“If you’re going to go to the effort of singing words there’s got to be some point to them. They can’t just be, ‘la, la, la, I love you I think you’re a sexy babe and now I’m heartbroken because I think you won’t have me.’ I don’t really see the point of that. There’s got to be something about the words, not necessarily a story but at least an idea that’s a bit interesting.”
McNelis explains that his lyrical content is derived from a mixture of literature, life events and fanciful indulgence. “On our most recent album, Billy Hunt is a little story that I got from that book The Fatal Shore, which is a great book about Australian history. Often it’s about things that happen to me, Come Dance At My Funeral is about a friend of mine dying. Sometimes they’re just completely made up; little ideas that come to us when we’re drunk.” admits McNelis.
Flap! have just completed a run of shows around Australia supporting The Cat Empire and McNelis is particularly pleased they were able introduce their music to an all ages crowd. “One of the things that’s been really great is we got the chance to do a couple of underage shows. The kids have been awesome. They’ve been extraordinarily enthusiastic.”
An array of venerable influences congeal in Flap!’s music and it’s fair to presume that hearing the band for the first time would’ve been a learning experience for some of the younger audience members. McNelis doesn’t rush to back up this opinion but he does affirm the younger crowd has keenly embraced Flap!. “I think these days – kids are pretty smart, they have the internet – everyone’s listening to everything now. I think it’s more of a feeling of everyone having a good time.”
Flap!’s live show encourages everyone to let loose, thus it’s pretty integral for the band members to have an outrageous onstage party. “We have so much fun it’s probably psychologically unhealthy,” laughs McNelis. However it’s not mindless fun and McNelis reveals that a lot of effort goes into formulating Flap!’s unique take on gypsy-swing.
“The songs are carefully constructed. It generally takes us at least a couple of days to put one together, then a little bit of gigging it to see how it works before settling on an arrangement.”

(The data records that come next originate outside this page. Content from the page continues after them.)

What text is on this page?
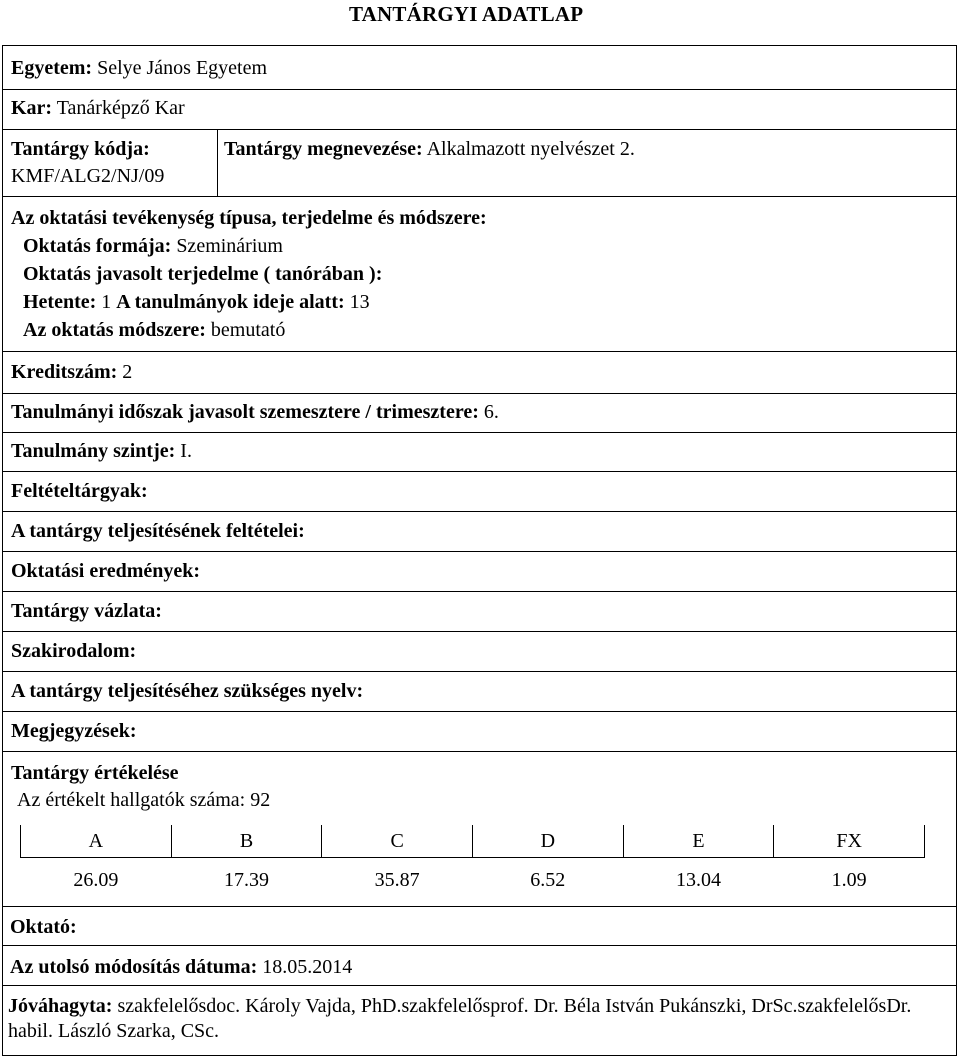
TANTÁRGYI ADATLAP
Egyetem: Selye János Egyetem
Kar: Tanárképző Kar
Tantárgy kódja:
KMF/ALG2/NJ/09
Tantárgy megnevezése: Alkalmazott nyelvészet 2.
Az oktatási tevékenység típusa, terjedelme és módszere:
Oktatás formája: Szeminárium
Oktatás javasolt terjedelme ( tanórában ):
Hetente: 1 A tanulmányok ideje alatt: 13
Az oktatás módszere: bemutató
Kreditszám: 2
Tanulmányi időszak javasolt szemesztere / trimesztere: 6.
Tanulmány szintje: I.
Feltételtárgyak:
A tantárgy teljesítésének feltételei:
Oktatási eredmények:
Tantárgy vázlata:
Szakirodalom:
A tantárgy teljesítéséhez szükséges nyelv:
Megjegyzések:
Tantárgy értékelése
Az értékelt hallgatók száma: 92
A	B	C	D	E	FX
26.09	17.39	35.87	6.52	13.04	1.09
Oktató:
Az utolsó módosítás dátuma: 18.05.2014
Jóváhagyta: szakfelelősdoc. Károly Vajda, PhD.szakfelelősprof. Dr. Béla István Pukánszki, DrSc.szakfelelősDr. habil. László Szarka, CSc.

McNelis suggests that their regular genre-meshing is basically the product of the various band members’ musical agility. “Everyone in the band’s got a pretty broad musical background so we’ve got a lot of musical resources; different ideas that we can draw on. There are lots and lots of influences in the music, which is basically just solutions to musical problems. Because we’ve got so many great people in the band we’ve so many excellent solutions.”

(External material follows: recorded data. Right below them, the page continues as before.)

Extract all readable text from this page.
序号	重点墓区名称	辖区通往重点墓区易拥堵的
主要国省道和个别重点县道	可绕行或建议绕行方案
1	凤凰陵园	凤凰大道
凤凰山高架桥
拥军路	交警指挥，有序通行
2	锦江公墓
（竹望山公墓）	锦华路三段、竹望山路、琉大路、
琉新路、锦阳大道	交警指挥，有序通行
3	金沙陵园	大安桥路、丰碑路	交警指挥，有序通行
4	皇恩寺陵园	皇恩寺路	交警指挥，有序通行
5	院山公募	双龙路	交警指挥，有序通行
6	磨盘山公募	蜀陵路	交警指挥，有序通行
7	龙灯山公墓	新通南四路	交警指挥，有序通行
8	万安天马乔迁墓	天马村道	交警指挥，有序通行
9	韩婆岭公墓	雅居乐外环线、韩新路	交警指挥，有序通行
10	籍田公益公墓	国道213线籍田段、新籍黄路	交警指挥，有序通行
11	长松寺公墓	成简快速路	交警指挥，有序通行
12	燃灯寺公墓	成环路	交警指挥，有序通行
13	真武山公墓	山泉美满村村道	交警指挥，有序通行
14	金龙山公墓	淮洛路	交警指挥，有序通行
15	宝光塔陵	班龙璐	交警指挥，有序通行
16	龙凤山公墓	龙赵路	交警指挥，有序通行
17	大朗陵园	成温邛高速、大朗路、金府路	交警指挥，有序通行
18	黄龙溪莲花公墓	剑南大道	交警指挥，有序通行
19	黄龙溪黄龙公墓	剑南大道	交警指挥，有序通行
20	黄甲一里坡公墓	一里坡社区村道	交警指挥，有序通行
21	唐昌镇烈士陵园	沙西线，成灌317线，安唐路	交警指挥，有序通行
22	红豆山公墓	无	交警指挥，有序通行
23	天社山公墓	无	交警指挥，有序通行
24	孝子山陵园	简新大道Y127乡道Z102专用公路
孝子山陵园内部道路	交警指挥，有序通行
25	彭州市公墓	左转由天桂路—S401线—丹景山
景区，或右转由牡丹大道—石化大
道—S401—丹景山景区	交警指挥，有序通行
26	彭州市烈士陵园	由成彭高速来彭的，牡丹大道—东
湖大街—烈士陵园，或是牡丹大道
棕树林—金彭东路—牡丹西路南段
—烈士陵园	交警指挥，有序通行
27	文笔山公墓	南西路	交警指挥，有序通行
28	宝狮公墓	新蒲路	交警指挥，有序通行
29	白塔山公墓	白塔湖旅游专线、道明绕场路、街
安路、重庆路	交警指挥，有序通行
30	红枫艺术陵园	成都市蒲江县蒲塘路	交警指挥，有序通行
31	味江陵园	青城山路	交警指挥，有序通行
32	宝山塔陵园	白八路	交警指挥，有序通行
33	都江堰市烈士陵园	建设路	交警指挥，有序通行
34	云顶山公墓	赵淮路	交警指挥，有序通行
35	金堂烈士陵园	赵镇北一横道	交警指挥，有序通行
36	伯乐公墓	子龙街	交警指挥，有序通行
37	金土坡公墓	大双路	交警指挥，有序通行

The songs are fine-tuned to a certain degree but Flap! still leave room to manoeuvre when performing live. “We get something that works and then inevitably we get bored of doing it like that, so different things come out in the process of gigging the songs, ” says McNelis.
Flap! will appear at the Stonnington Jazz Festival this month on a double-bill with fellow Melburnian jazz mavericks The Hoodangers (bassplayer Mark Elton is actually in both bands). McNelis describes the massive impact The Hoodangers had on the members of Flap! in their formative years.
“They’re a band that started in ‘93 and they were, for me, really a part of the halcyon days of Fitzroy. When I was growing up looking around for where the energy was in Melbourne there was the indie-rock scene and the jazz scene and the modern jazz scene, but The Hoodangers, they were so good! They played traditional jazz like it was punk music and they sang in Australian accents, so we’ve stolen lots of our style off them.”
The tag ‘traditional jazz played like punk music’ aptly describes Flap!’s music. A Great Day For The Race was recently named the Best Australian Traditional Jazz Album at the Australian Jazz Bell Awards, but McNelis agrees Flap! don’t precisely represent traditional jazz. “I had a great rave about this with a bloke called Steven Grant, who is C.W. Stoneking’s music director. He wasn’t being rude about it, but he reckons what we do isn’t jazz and I tend to agree. I think one of the defining things about jazz is that the forms of the music are improvised. I don’t really think we’re jazz. We’re more like a rock band that sounds like jazz.”